B.C.’s Premier says her government’s tax on foreign home buyers has a solid legal foundation, and she is hopeful the courts will dismiss a potential class-action lawsuit filed by a local Chinese woman who is unable to pay the 15-per-cent levy on a townhouse she agreed to buy before the tax was announced.
Christy Clark said on Tuesday that the tax, which was sprung on Metro Vancouver at the start of last month as a tool to cool the superheated housing market, should survive a legal challenge filed in British Columbia Supreme Court on Monday. The claimant is one of the hundreds of people caught up in pending transactions that could fall apart because one party must now pay considerably more money.
“We’re prepared. Our legal advice tells us we’re on pretty solid ground. So we’ll see,” Ms. Clark told The Globe and Mail Tuesday in a wide-ranging sit-down interview. “I mean, there is nothing government can do in the world today, in Canada, that doesn’t garner a lawsuit.”
Ms. Clark’s government has repeatedly refused calls from international residents and the real estate industry to exempt home sales that were pending when the tax was announced at the end of July. She said most voters support the levy – which adds $300,000 for a foreign citizen purchasing a $2-million home and industry insiders say has led the market to its current standstill.
“The idea with the foreign tax is we wanted to put British Columbians first,” Ms. Clark said.
That guiding principle violates more than 30 international treaties in which Canada has committed to treat foreign nationals just as favourably as citizens, according to the lawsuit filed by Jing Li.
Ms. Li immigrated from China in 2013 and moved to Burnaby this year after graduating with a master’s degree from the University of Regina in June.
Ms. Li, a fundraiser at a local non-profit who is not yet a permanent resident, is on the hook for an extra $83,850 in taxes, according to the lawsuit, after she agreed to buy a Langley townhouse in the middle of July – about a week before B.C. announced the levy. She is unable to get the money to pay the extra fee and stands to lose her non-refundable deposit of $56,000 once the terms of the deal complete in the middle of November, the claim states.
Ms.

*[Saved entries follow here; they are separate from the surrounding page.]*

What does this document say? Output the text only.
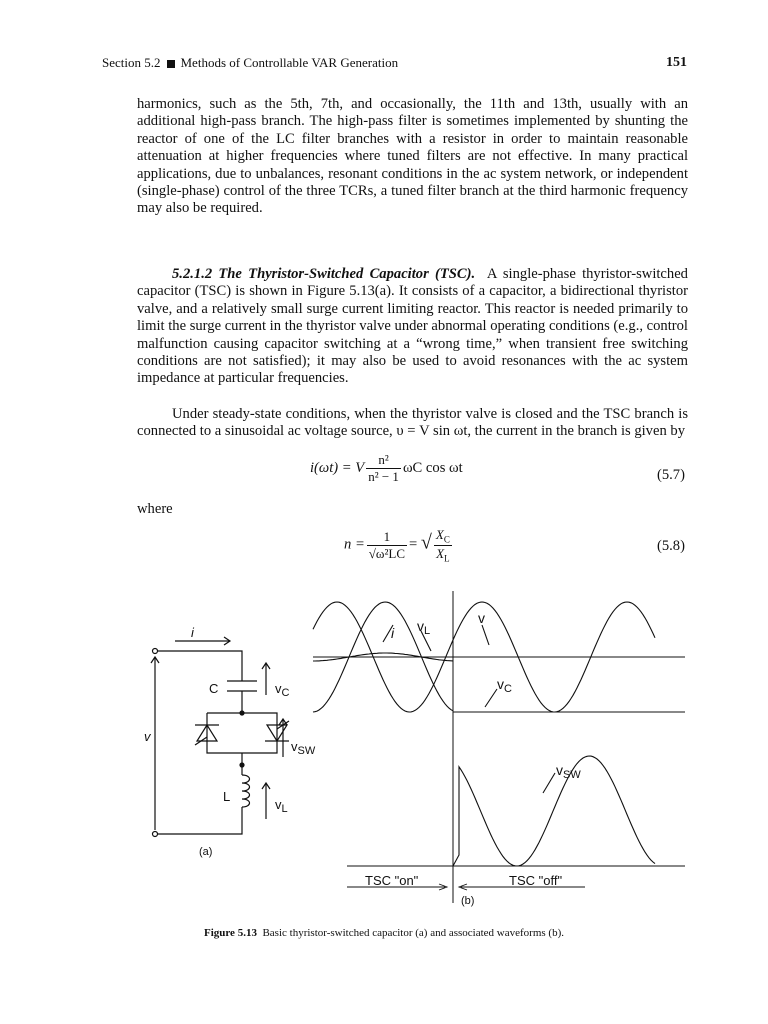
Section 5.2 Methods of Controllable VAR Generation	151

harmonics, such as the 5th, 7th, and occasionally, the 11th and 13th, usually with an additional high-pass branch. The high-pass filter is sometimes implemented by shunting the reactor of one of the LC filter branches with a resistor in order to maintain reasonable attenuation at higher frequencies where tuned filters are not effective. In many practical applications, due to unbalances, resonant conditions in the ac system network, or independent (single-phase) control of the three TCRs, a tuned filter branch at the third harmonic frequency may also be required.

5.2.1.2 The Thyristor-Switched Capacitor (TSC). A single-phase thyristor-switched capacitor (TSC) is shown in Figure 5.13(a). It consists of a capacitor, a bidirectional thyristor valve, and a relatively small surge current limiting reactor. This reactor is needed primarily to limit the surge current in the thyristor valve under abnormal operating conditions (e.g., control malfunction causing capacitor switching at a “wrong time,” when transient free switching conditions are not satisfied); it may also be used to avoid resonances with the ac system impedance at particular frequencies.

Under steady-state conditions, when the thyristor valve is closed and the TSC branch is connected to a sinusoidal ac voltage source, υ = V sin ωt, the current in the branch is given by

i(ωt) = V $\frac{\text{n²}}{\text{n² − 1}}$ ωC cos ωt	(5.7)
where
$n = \frac{1}{\text{√ω²LC}}$ = √ $\frac{X_C}{X_L}$	(5.8)
i
C	$v_C$
v
$v_{SW}$
L
$v_L$
(a)
i $v_L$
v
$v_C$
$v_{SW}$
TSC "on"	TSC "off"
(b)
Figure 5.13 Basic thyristor-switched capacitor (a) and associated waveforms (b).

Li’s legal challenge also states that B.C. acted outside its jurisdiction by enacting the tax because Ottawa has exclusive constitutional jurisdiction over foreign affairs, including issues such as foreign trade and aliens.
China is among the 30 countries the lawsuit listed as having international treaties violated by the provincial tax. Other territories and countries include Hong Kong, Philippines, the United States, Mexico, Poland and Russia.
The fact that 33 treaties could be involved “creates a greater level of complexity for the case,” said David Klein, a Vancouver-based class-action lawyer not working on the lawsuit. As well, many of these free-trade agreements have mechanisms to deal with such violations, he added, which a judge might rule constitute a better avenue for Ms. Li’s challenge.
Ms. Li’s lawyer, Luciana Brasil, said it is too early to reveal how her client’s case has legal footing in B.C. Supreme Court, but said that her small firm would not put such a “fair amount of work” into the difficult case if it did not feel it could win. “I don’t expect the province to roll over and cave … but we’re prepared to take on the fight,” she said.
Prince Edward Island’s strict controls on foreign property ownership do not violate these same treaties because the restrictions apply across the board to anyone who does not reside in the tiny province, Ms. Brasil said.